Where We Stayed: There are two large hotels on the island. The Grand Hotel (most famous hotel but very expensive) and the Mission Point Resort. Other than these two hotels, all other spots are tiny bed and breakfasts. We stayed at the Mission Point and had a great experience. The property is very large with coffee shops, multiple restaurants, shops, bike rentals, and a large outdoor space to sit and relax with views of the lake. We actually visited the first week the island was open to tourists for the season, so not everything was open at the resort yet. Upon checking into the resort, we learned that our room was not in the main building but a few buildings over. We were a little anxious as the building looked like an old dormitory from the outside.
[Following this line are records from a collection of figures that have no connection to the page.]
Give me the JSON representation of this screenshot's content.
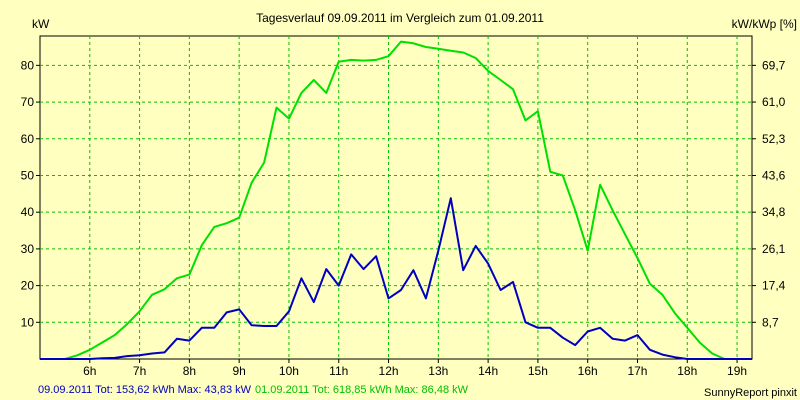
{
  "chart_data": {
    "type": "line",
    "title": "Tagesverlauf 09.09.2011 im Vergleich zum 01.09.2011",
    "ylabel_left": "kW",
    "ylabel_right": "kW/kWp [%]",
    "xlim": [
      5,
      19.3
    ],
    "ylim": [
      0,
      88
    ],
    "yticks_left": [
      10,
      20,
      30,
      40,
      50,
      60,
      70,
      80
    ],
    "yticks_right": [
      "8,7",
      "17,4",
      "26,1",
      "34,8",
      "43,6",
      "52,3",
      "61,0",
      "69,7"
    ],
    "xticks": [
      6,
      7,
      8,
      9,
      10,
      11,
      12,
      13,
      14,
      15,
      16,
      17,
      18,
      19
    ],
    "xtick_labels": [
      "6h",
      "7h",
      "8h",
      "9h",
      "10h",
      "11h",
      "12h",
      "13h",
      "14h",
      "15h",
      "16h",
      "17h",
      "18h",
      "19h"
    ],
    "grid": true,
    "colors": {
      "background": "#ffffc0",
      "grid": "#00c000",
      "series_1": "#0000c0",
      "series_2": "#00e000"
    },
    "series": [
      {
        "key": "s09",
        "color": "#0000c0",
        "x": [
          5.0,
          5.5,
          5.75,
          6.0,
          6.25,
          6.5,
          6.75,
          7.0,
          7.25,
          7.5,
          7.75,
          8.0,
          8.25,
          8.5,
          8.75,
          9.0,
          9.25,
          9.5,
          9.75,
          10.0,
          10.25,
          10.5,
          10.75,
          11.0,
          11.25,
          11.5,
          11.75,
          12.0,
          12.25,
          12.5,
          12.75,
          13.0,
          13.25,
          13.5,
          13.75,
          14.0,
          14.25,
          14.5,
          14.75,
          15.0,
          15.25,
          15.5,
          15.75,
          16.0,
          16.25,
          16.5,
          16.75,
          17.0,
          17.25,
          17.5,
          17.75,
          18.0,
          18.5,
          19.0,
          19.3
        ],
        "y": [
          0,
          0,
          0,
          0,
          0.2,
          0.3,
          0.8,
          1,
          1.5,
          1.8,
          5.5,
          5,
          8.5,
          8.5,
          12.7,
          13.5,
          9.2,
          9,
          9,
          13,
          22,
          15.5,
          24.5,
          20,
          28.5,
          24.5,
          28,
          16.5,
          18.8,
          24.2,
          16.5,
          29.5,
          43.8,
          24.2,
          30.8,
          26,
          18.8,
          21,
          10,
          8.5,
          8.5,
          5.8,
          3.8,
          7.5,
          8.5,
          5.5,
          5,
          6.5,
          2.5,
          1.2,
          0.5,
          0,
          0,
          0,
          0
        ]
      },
      {
        "key": "s01",
        "color": "#00e000",
        "x": [
          5.0,
          5.5,
          5.75,
          6.0,
          6.25,
          6.5,
          6.75,
          7.0,
          7.25,
          7.5,
          7.75,
          8.0,
          8.25,
          8.5,
          8.75,
          9.0,
          9.25,
          9.5,
          9.75,
          10.0,
          10.25,
          10.5,
          10.75,
          11.0,
          11.25,
          11.5,
          11.75,
          12.0,
          12.25,
          12.5,
          12.75,
          13.0,
          13.25,
          13.5,
          13.75,
          14.0,
          14.25,
          14.5,
          14.75,
          15.0,
          15.25,
          15.5,
          15.75,
          16.0,
          16.25,
          16.5,
          16.75,
          17.0,
          17.25,
          17.5,
          17.75,
          18.0,
          18.25,
          18.5,
          18.75,
          19.0,
          19.3
        ],
        "y": [
          0,
          0,
          1,
          2.5,
          4.5,
          6.5,
          9.5,
          13,
          17.5,
          19,
          22,
          23,
          31,
          36,
          37,
          38.5,
          48,
          53.5,
          68.5,
          65.5,
          72.5,
          76,
          72.5,
          81,
          81.5,
          81.3,
          81.5,
          82.5,
          86.48,
          86,
          85,
          84.5,
          84,
          83.5,
          82,
          78.5,
          76,
          73.5,
          65,
          67.5,
          51,
          50,
          40.5,
          29.5,
          47.5,
          40.5,
          34,
          27.5,
          20.5,
          17.5,
          12.5,
          8.5,
          4.5,
          1.5,
          0,
          0,
          0
        ]
      }
    ]
  },
  "legend": {
    "s1_label": "09.09.2011 Tot: 153,62 kWh Max: 43,83 kW",
    "s2_label": "01.09.2011 Tot: 618,85 kWh Max: 86,48 kW"
  },
  "footer": {
    "credit": "SunnyReport pinxit"
  }
}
Though the building was very old, the rooms were updated and it was a great place to stay. I will say, in an older hotel, you have to expect the rooms to be smaller and walls thinner. 

Where We Ate: We were so hungry when we got off the ferry that we went straight to lunch even though it was still early. We had lunch at the Chuckwagon Saloon. The food was typical bar food. I will say, I was craving Italian the whole time we were on the island and the food options are few and far between when staying on an island! Food was also more expensive. While we were riding bikes, we came across the Gate House at the base of the Grand Hotel. This was a fun spot to stop at. We got appetizers and I had a milkshake! Even if you don’t stay at the Grand Hotel, it’s fun to ride around their property. To go inside of the hotel, if you are not a registered guest, you have to pay an entrance fee. After turning in our bikes, we walked around the town and stopped to watch the Kentucky Derby at the Broken Spoke. This was probably the most modern establishment we found on the island. We also ate breakfast here the next morning! The breakfast wasn’t anything to ride home about. Again, there were not many breakfast options on the island. For dinner, we ate at the Round Island Kitchen at the Mission Point Resort. This was a beautiful restaurant overlooking the lake. We sat at a window seat in the bar and sat there way longer than we normally would, just staring out at the lake. 

The next day, we took the ferry back to St. Ignace to our car to finish our journey back home. The drive home was about 5.5 hours. Overall, our trip that revolved around breweries turned out to be more relaxing than we thought. It was the perfect amount of activity and relaxing for the news we had just received. There is so much to see in Michigan that I highly recommend going to more than one town per trip. I would like to think that between this trip, our UP camping and kayaking trip, and our Southern Michigan Brew Tour up the coast, we have experienced a good portion of the Mitten!